Visually Resistance is gorgeous sporting some incredibly detailed character models and a simply amazing amount of detail and objects onscreen. However with all of these things going on sometimes it can be hard to appreciate just how good it looks and if you set it side by side with say Gears of War you are going to be left wondering where all the power of the PS3 is.
This of course can be attributed to the fact that the levels in Resistance are much larger in scale and there is a lot more going on at once as opposed to Gears, but it is still hard to swallow that when you just shelled out $600 on the latest and greatest technology. Of course the game will always look better on an HDTV, but Resistance suffers from the fact that most of it’s best visual nuances are only seen through the eyes of a higher end set, so those without may end up wondering who dipped their PS2 in that big black powerhouse.

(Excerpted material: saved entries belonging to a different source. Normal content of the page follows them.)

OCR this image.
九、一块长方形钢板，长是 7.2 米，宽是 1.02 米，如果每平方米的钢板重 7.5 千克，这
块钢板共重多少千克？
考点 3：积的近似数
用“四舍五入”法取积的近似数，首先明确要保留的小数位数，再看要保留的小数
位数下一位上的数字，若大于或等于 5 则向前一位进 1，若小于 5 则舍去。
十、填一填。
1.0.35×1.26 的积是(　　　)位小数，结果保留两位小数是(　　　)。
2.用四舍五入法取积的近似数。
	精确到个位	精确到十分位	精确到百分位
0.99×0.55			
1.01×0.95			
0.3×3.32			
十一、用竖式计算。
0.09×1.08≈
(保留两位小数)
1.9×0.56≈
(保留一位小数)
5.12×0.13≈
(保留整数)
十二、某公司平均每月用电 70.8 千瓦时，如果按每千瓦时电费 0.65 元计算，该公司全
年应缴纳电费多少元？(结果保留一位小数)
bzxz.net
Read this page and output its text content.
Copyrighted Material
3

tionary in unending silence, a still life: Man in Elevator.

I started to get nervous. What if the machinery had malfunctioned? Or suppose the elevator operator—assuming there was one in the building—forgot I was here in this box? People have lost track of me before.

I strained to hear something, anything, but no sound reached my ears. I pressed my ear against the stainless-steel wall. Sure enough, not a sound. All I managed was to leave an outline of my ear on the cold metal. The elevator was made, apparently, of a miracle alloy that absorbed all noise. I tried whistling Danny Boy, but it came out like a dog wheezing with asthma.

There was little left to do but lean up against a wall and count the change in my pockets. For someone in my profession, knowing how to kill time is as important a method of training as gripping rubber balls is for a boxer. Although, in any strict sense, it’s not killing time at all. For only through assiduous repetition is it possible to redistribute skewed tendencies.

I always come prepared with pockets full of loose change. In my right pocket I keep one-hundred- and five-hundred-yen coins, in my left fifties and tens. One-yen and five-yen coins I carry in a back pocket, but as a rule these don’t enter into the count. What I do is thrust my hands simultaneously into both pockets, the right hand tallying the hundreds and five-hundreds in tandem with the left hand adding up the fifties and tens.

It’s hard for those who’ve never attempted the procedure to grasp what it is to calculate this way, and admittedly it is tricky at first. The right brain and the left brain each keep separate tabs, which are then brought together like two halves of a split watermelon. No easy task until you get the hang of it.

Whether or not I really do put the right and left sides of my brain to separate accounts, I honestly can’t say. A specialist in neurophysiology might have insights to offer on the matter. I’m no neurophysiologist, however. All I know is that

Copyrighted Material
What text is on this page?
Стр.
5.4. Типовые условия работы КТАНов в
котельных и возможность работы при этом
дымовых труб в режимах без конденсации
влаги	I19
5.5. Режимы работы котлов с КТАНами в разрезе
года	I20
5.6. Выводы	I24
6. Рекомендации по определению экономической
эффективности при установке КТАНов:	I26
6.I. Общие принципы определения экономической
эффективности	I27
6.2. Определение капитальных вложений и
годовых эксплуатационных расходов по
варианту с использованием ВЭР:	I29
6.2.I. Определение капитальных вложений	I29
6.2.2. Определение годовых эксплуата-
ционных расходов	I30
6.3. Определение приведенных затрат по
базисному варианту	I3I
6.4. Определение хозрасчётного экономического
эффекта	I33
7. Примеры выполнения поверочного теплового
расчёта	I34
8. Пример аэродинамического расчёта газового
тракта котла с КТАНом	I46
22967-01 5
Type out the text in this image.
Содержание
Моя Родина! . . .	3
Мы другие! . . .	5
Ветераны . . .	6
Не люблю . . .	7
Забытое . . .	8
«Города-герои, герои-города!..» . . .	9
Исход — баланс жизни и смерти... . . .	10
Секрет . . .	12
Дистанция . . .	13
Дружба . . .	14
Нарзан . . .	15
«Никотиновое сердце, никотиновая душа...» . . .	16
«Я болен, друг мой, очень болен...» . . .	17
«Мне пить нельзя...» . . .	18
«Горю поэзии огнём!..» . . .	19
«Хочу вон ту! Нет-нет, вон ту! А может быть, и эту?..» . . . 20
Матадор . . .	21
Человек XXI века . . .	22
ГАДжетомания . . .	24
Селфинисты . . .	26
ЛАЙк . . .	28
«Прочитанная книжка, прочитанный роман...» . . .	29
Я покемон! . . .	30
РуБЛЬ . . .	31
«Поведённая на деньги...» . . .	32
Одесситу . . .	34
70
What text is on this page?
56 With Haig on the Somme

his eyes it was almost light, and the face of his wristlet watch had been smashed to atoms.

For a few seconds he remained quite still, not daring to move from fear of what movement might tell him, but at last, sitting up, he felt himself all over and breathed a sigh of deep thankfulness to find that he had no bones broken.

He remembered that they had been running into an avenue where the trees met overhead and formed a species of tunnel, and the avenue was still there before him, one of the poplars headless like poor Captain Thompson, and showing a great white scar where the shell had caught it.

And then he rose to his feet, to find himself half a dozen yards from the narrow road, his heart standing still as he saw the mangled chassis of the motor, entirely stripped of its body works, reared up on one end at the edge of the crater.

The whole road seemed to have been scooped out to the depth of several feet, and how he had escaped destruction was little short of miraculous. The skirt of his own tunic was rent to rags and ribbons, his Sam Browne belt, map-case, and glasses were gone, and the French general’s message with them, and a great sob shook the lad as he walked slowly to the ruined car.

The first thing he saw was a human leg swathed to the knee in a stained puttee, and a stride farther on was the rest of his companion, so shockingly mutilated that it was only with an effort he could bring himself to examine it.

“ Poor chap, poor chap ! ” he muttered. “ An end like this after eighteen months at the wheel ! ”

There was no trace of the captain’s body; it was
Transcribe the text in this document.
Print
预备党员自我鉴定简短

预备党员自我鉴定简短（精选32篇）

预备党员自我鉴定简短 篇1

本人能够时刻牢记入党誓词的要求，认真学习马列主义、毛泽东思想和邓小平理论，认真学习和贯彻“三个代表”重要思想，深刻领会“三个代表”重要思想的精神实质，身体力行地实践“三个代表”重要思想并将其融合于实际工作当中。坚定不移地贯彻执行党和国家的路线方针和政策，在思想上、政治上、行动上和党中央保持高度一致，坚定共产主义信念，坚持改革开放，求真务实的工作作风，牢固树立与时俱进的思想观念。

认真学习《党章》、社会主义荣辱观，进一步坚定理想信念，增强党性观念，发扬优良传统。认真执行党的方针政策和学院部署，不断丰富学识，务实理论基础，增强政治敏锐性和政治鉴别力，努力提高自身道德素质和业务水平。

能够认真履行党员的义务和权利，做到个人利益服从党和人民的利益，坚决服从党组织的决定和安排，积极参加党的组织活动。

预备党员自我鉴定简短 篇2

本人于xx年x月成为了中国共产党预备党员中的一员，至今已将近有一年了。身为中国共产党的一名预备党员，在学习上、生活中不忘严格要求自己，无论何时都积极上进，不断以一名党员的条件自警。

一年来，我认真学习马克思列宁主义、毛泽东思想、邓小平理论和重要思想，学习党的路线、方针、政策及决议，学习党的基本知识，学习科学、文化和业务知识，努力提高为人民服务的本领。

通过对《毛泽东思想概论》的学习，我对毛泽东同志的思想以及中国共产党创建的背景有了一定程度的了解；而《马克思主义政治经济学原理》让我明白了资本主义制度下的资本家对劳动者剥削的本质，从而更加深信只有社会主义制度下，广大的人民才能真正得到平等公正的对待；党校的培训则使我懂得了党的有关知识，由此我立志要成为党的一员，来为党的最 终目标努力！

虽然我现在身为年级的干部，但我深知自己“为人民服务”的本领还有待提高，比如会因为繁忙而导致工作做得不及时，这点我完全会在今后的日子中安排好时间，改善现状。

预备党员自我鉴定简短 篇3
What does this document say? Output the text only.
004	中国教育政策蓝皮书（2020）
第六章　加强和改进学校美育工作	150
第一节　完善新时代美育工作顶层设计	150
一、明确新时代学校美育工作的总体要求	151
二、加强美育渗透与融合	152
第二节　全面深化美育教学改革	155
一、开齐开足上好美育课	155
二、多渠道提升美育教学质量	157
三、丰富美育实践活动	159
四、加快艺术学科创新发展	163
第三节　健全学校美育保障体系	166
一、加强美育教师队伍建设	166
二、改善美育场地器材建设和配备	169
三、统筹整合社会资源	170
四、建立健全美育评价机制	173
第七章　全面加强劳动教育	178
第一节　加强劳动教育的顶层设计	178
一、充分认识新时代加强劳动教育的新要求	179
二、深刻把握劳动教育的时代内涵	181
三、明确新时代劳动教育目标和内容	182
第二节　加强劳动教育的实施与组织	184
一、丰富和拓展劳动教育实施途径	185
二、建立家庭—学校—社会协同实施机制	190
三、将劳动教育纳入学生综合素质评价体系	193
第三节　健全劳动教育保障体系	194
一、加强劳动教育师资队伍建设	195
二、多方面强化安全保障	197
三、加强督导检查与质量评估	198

While Resistance isn’t going to set the FPS world on fire it does have more than enough to make it a solid, stand-out title for the PS3 launch. While most systems cannot claim to have a true killer-app at launch Sony has managed to deliver that, and honestly I can say I am not disappointed. The game will keep you playing for months to come with its massive online component and solid single-player experience. With the addition of online co-op and a more integrated and streamlined online mode this game could easily be the next big thing. Until then we will have to settle with one of the best launch games in recent memory, and to be honest is that such a bad thing?